On cars, old, new and future; science & technology; vintage airplanes, computer flight simulation of them; Sherlockiana; our English language; travel; and other stuff
I’M LISTENING to Richard Wagner’s Siegfried, the third opera of his epic Ring Cycle. Early on, in Scene 2, the Wanderer (actually top god Wotan in disguise) tells an interminable backstory to the Nibelung dwarf Mime, Siegfried’s foster father.
But wait! There was also a car called the Wanderer. Indeed, in 1932 four German automakers merged to form Auto Union. These were Horch; Audi (a Latinized Horch, as in “listen,” after August Horch left his euphonious firm to start another company); DKW (Das Kleine Wunder); and Wanderer. Auto Union’s four-ring logo is still used by Audi.
Wanderer got me thinking: What other opera characters share their names with automakers?
My two automotive sources in this are The Complete Encyclopedia of Motorcars, 1885 to the Present and The Encyclopedia of Motor Sport
. Brit automotive historian Nick Georgano assembled teams from around the world to put together these two standards totaling 1290 pages.
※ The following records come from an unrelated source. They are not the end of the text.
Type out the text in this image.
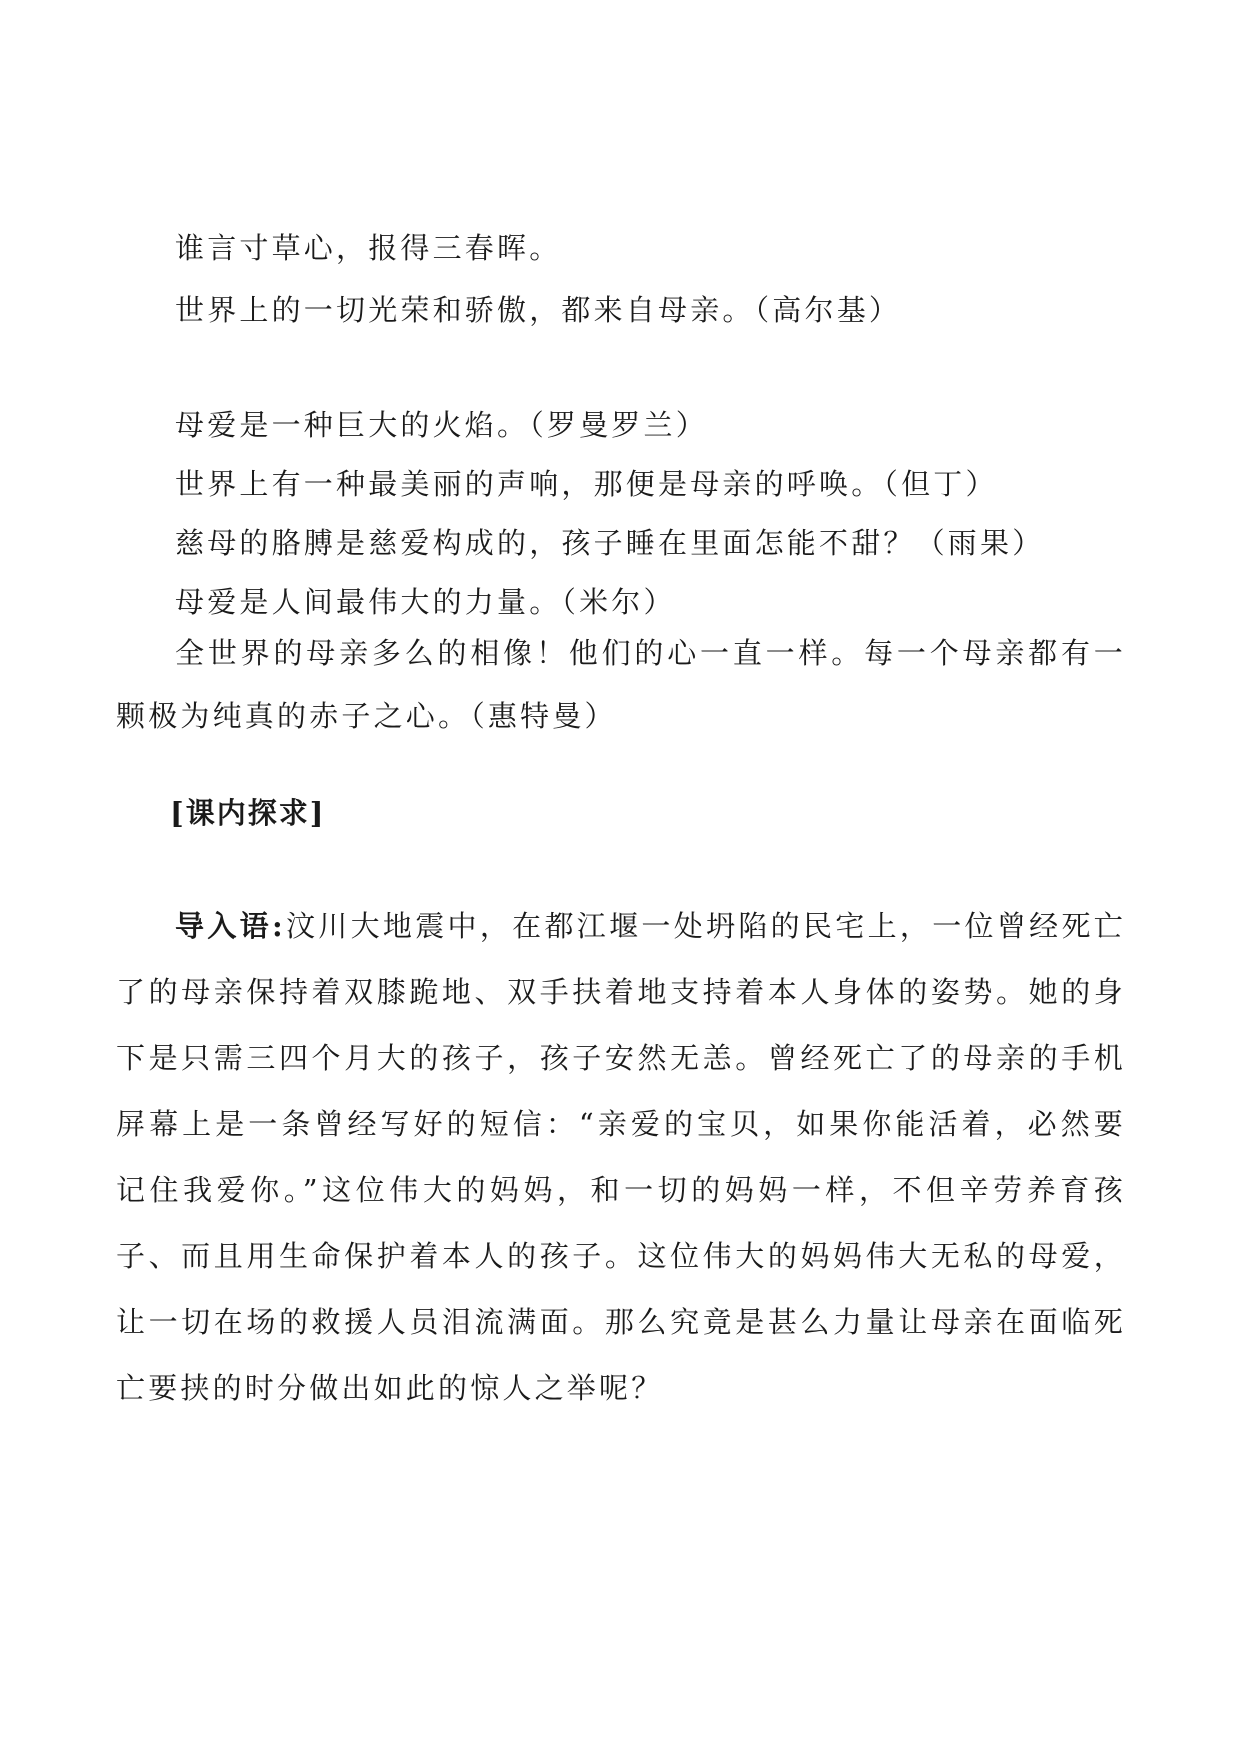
谁言寸草心，报得三春晖。
世界上的一切光荣和骄傲，都来自母亲。（高尔基）
母爱是一种巨大的火焰。（罗曼罗兰）
世界上有一种最美丽的声响，那便是母亲的呼唤。（但丁）
慈母的胳膊是慈爱构成的，孩子睡在里面怎能不甜？（雨果）
母爱是人间最伟大的力量。（米尔）

全世界的母亲多么的相像！他们的心一直一样。每一个母亲都有一颗极为纯真的赤子之心。（惠特曼）

[课内探求]

导入语:汶川大地震中，在都江堰一处坍陷的民宅上，一位曾经死亡了的母亲保持着双膝跪地、双手扶着地支持着本人身体的姿势。她的身下是只需三四个月大的孩子，孩子安然无恙。曾经死亡了的母亲的手机屏幕上是一条曾经写好的短信：“亲爱的宝贝，如果你能活着，必然要记住我爱你。”这位伟大的妈妈，和一切的妈妈一样，不但辛劳养育孩子、而且用生命保护着本人的孩子。这位伟大的妈妈伟大无私的母爱，让一切在场的救援人员泪流满面。那么究竟是甚么力量让母亲在面临死亡要挟的时分做出如此的惊人之举呢？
Given heldentenor prestige, it’s no surprise there was a Siegfried automobile too. This car, marketed under the name Reissig as well, was produced in Germany between 1912 and 1914.
There was also the Fafnir, an accepted spelling for one of the two giants in the Wagner Ring Cycle. The Fafnir automobile was built in Aachen, Germany, between 1908 and 1926.
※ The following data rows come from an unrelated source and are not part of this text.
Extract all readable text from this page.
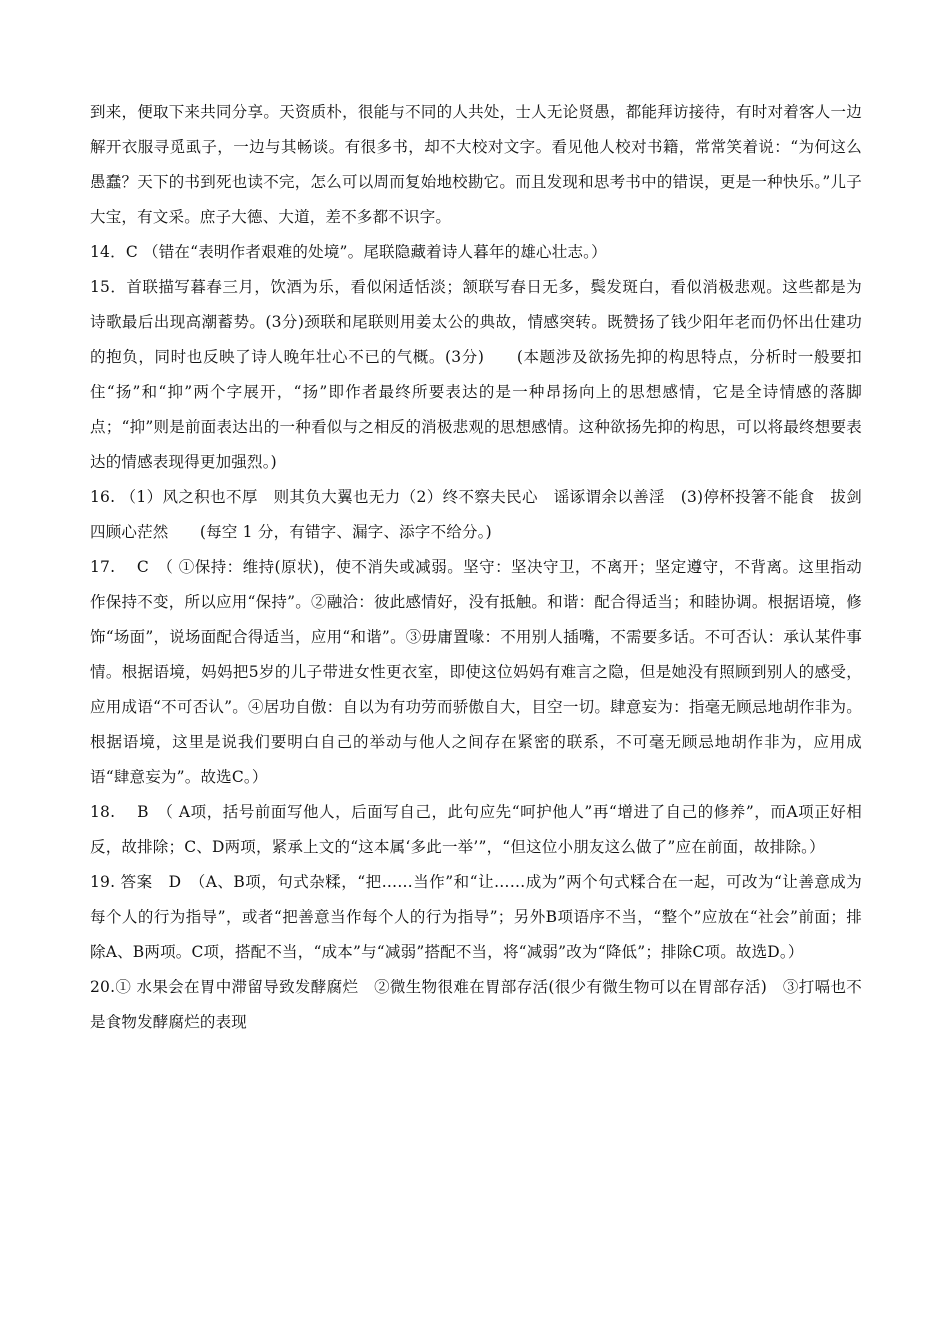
到来，便取下来共同分享。天资质朴，很能与不同的人共处，士人无论贤愚，都能拜访接待，有时对着客人一边解开衣服寻觅虱子，一边与其畅谈。有很多书，却不大校对文字。看见他人校对书籍，常常笑着说：“为何这么愚蠢？天下的书到死也读不完，怎么可以周而复始地校勘它。而且发现和思考书中的错误，更是一种快乐。”儿子大宝，有文采。庶子大德、大道，差不多都不识字。

14．C （错在“表明作者艰难的处境”。尾联隐藏着诗人暮年的雄心壮志。）

15．首联描写暮春三月，饮酒为乐，看似闲适恬淡；颔联写春日无多，鬓发斑白，看似消极悲观。这些都是为诗歌最后出现高潮蓄势。(3分)颈联和尾联则用姜太公的典故，情感突转。既赞扬了钱少阳年老而仍怀出仕建功的抱负，同时也反映了诗人晚年壮心不已的气概。(3分)　　(本题涉及欲扬先抑的构思特点，分析时一般要扣住“扬”和“抑”两个字展开，“扬”即作者最终所要表达的是一种昂扬向上的思想感情，它是全诗情感的落脚点；“抑”则是前面表达出的一种看似与之相反的消极悲观的思想感情。这种欲扬先抑的构思，可以将最终想要表达的情感表现得更加强烈。)

16. （1）风之积也不厚　则其负大翼也无力（2）终不察夫民心　谣诼谓余以善淫　(3)停杯投箸不能食　拔剑四顾心茫然　　(每空 1 分，有错字、漏字、添字不给分。)

17.　 C　（ ①保持：维持(原状)，使不消失或减弱。坚守：坚决守卫，不离开；坚定遵守，不背离。这里指动作保持不变，所以应用“保持”。②融洽：彼此感情好，没有抵触。和谐：配合得适当；和睦协调。根据语境，修饰“场面”，说场面配合得适当，应用“和谐”。③毋庸置喙：不用别人插嘴，不需要多话。不可否认：承认某件事情。根据语境，妈妈把5岁的儿子带进女性更衣室，即使这位妈妈有难言之隐，但是她没有照顾到别人的感受，应用成语“不可否认”。④居功自傲：自以为有功劳而骄傲自大，目空一切。肆意妄为：指毫无顾忌地胡作非为。根据语境，这里是说我们要明白自己的举动与他人之间存在紧密的联系，不可毫无顾忌地胡作非为，应用成语“肆意妄为”。故选C。）

18.　 B　（ A项，括号前面写他人，后面写自己，此句应先“呵护他人”再“增进了自己的修养”，而A项正好相反，故排除；C、D两项，紧承上文的“这本属‘多此一举’”，“但这位小朋友这么做了”应在前面，故排除。）

19. 答案　D　（A、B项，句式杂糅，“把……当作”和“让……成为”两个句式糅合在一起，可改为“让善意成为每个人的行为指导”，或者“把善意当作每个人的行为指导”；另外B项语序不当，“整个”应放在“社会”前面；排除A、B两项。C项，搭配不当，“成本”与“减弱”搭配不当，将“减弱”改为“降低”；排除C项。故选D。）

20.① 水果会在胃中滞留导致发酵腐烂　②微生物很难在胃部存活(很少有微生物可以在胃部存活)　③打嗝也不是食物发酵腐烂的表现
The famous German Grand Prix driver Rudolf Caracciola drove a Fafnir in his first race, on the Berlin Avus circuit in 1922.
In Das Rheingold, the Ring’s first opera, Fasolt and Fafner are the giants stiffed by Wotan after they built his Valhalla. (Imagine that!) Before Das Rheingold is over, all in one long! act, Fasolt gets clubbed to death by Fafner, who eventually returns to get his by Siegfried during, you guessed it, Siegfried.
Tomorrow, we’ll encounter more automotive/operatic links, one with a very familiar name, another involving Jack the Ripper. The opera, not the car. ds
© Dennis Simanaitis, SimanaitisSays.com, 2018
Coincidence? I think not! A good friend just challenged me with an image of a 1960s car I could not identify. How mortifying! It turned out to be a DKW variant, the GT Malzoni, also sold under the name Puma. It gave me the opportunity to pass on the Auto Union story to him, as the blue Malzoni DKW in the Wikipedia image has four rings on the grille.